2010 starben bei der „Love Parade“-Katastrophe in Duisburg 21 Menschen. Die politische Verantwortung für das Sicherheitskonzept, das nicht funktioniert hatte, sahen viele bei Duisburgs Oberbürgermeister Adolf Sauerland, CDU. Politiker aller Parteien, auch aus der CDU, drängten ihn zum Rücktritt. Sauerland aber weigerte sich. Auch wenn er die "moralische Verantwortung" für das Ereignis übernahm. Erst zwei Jahre später wurde es in NRW möglich, Bürgermeister per Bürgerentscheid abzuwählen. Die „Bürgerinitiative Neuanfang für Duisburg“ stellte einen Abwahlantrag. Die Stimmung gegen Sauerland war eindeutig. Die Duisburger wählten ihren OB mit großer Mehrheit ab und Adolf Sauerland räumte sein Scheitern ein. Die Justiz ermittelte nie gegen den abgewählten OB; gegen 10 Beschuldigte wurden nach Jahren die Verfahren wegen geringer Schuld eingestellt.
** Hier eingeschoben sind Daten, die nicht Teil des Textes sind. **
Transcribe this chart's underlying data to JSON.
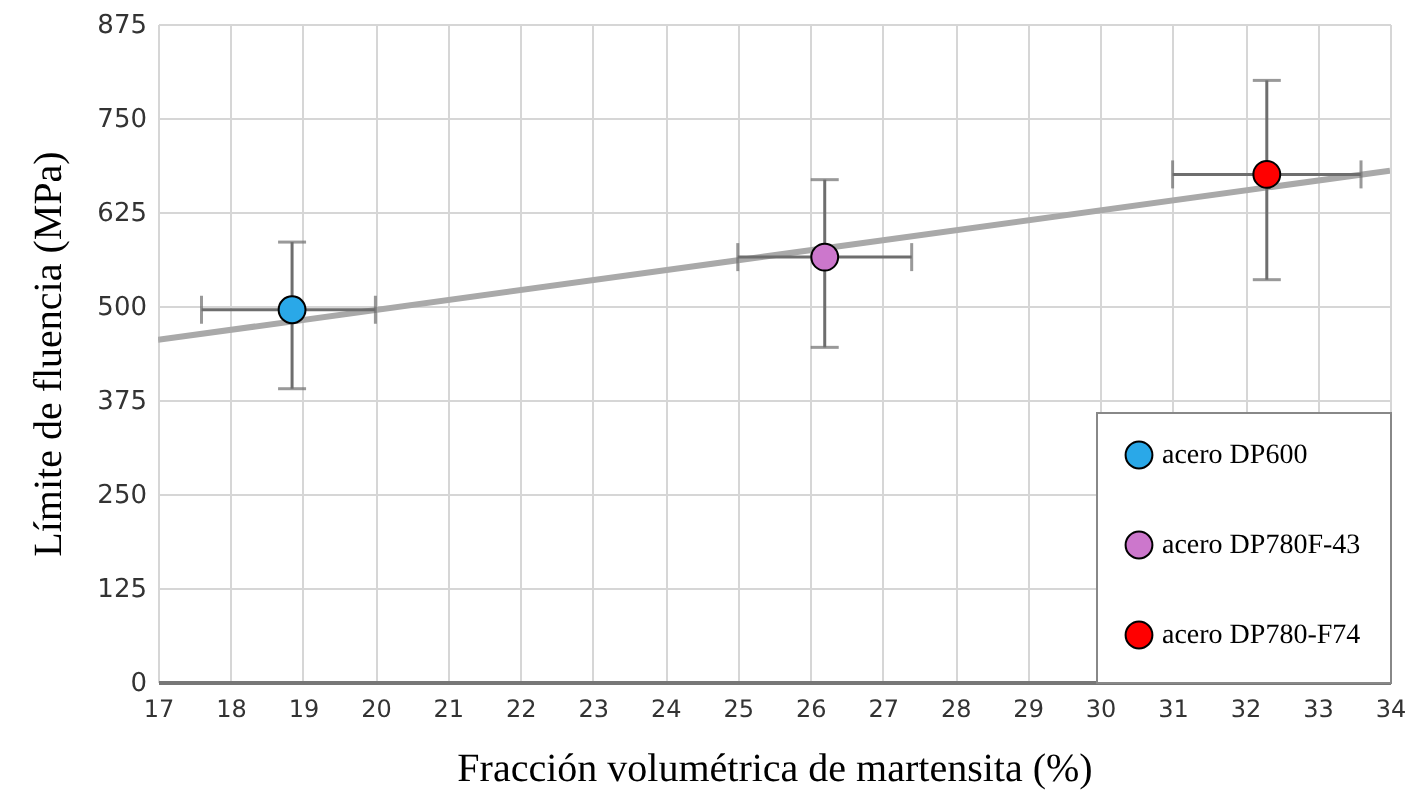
{
  "chart_data": {
    "type": "scatter",
    "xlabel": "Fracción volumétrica de martensita (%)",
    "ylabel": "Límite de fluencia (MPa)",
    "xlim": [
      17,
      34
    ],
    "xticks": [
      17,
      18,
      19,
      20,
      21,
      22,
      23,
      24,
      25,
      26,
      27,
      28,
      29,
      30,
      31,
      32,
      33,
      34
    ],
    "ylim": [
      0,
      875
    ],
    "yticks": [
      0,
      125,
      250,
      375,
      500,
      625,
      750,
      875
    ],
    "grid": true,
    "legend": "bottom right",
    "marker": "circle",
    "series": [
      {
        "type": "line",
        "marker": "none",
        "color": "#a9a9a9",
        "x": [
          17,
          34
        ],
        "values": [
          455,
          680
        ]
      },
      {
        "name": "acero DP600",
        "color": "#2aa8e8",
        "x": [
          18.85
        ],
        "values": [
          495
        ],
        "errors": [
          [
            390,
            585
          ]
        ],
        "xerrors": [
          [
            17.6,
            20.0
          ]
        ]
      },
      {
        "name": "acero DP780F-43",
        "color": "#cc77cc",
        "x": [
          26.2
        ],
        "values": [
          565
        ],
        "errors": [
          [
            445,
            668
          ]
        ],
        "xerrors": [
          [
            25.0,
            27.4
          ]
        ]
      },
      {
        "name": "acero DP780-F74",
        "color": "#ff0000",
        "x": [
          32.3
        ],
        "values": [
          675
        ],
        "errors": [
          [
            535,
            800
          ]
        ],
        "xerrors": [
          [
            31.0,
            33.6
          ]
        ]
      }
    ]
  }
}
Öfter aber scheuen Stadtoberhäupter den Stress einer Abwahl

So wie der OB von Hannover, Stefan Schostok von der SPD. Er ließ vor drei Jahren nach einer Anklage wegen Untreue auf eigenen Wunsch in den Ruhestand versetzen; vor kurzem wurde er zu einer Geldstrafe verurteilt.

Oder Sven Gerich von der SPD, Ex-OB von Wiesbaden: Er trat nach Ermittlungen gegen ihn wegen Vorteilsnahme 2019 nicht mehr an. Die Ermittlungen wurden zwar eingestellt, aber: Nach seiner Amtszeit wurde Gerig wegen eines anderen Falles zu einer Geldstrafe verurteilt.

Aktuell ist der parteilose OB von Halle in Sachsen-Anhalt Bernd Wiegand im vorläufigen Ruhestand; er ist angeklagt, Stadträten und Mitgliedern der Verwaltung Corona-Impfdosen verschafft zu haben, obwohl erst einmal viele andere vor ihnen dran gewesen wären.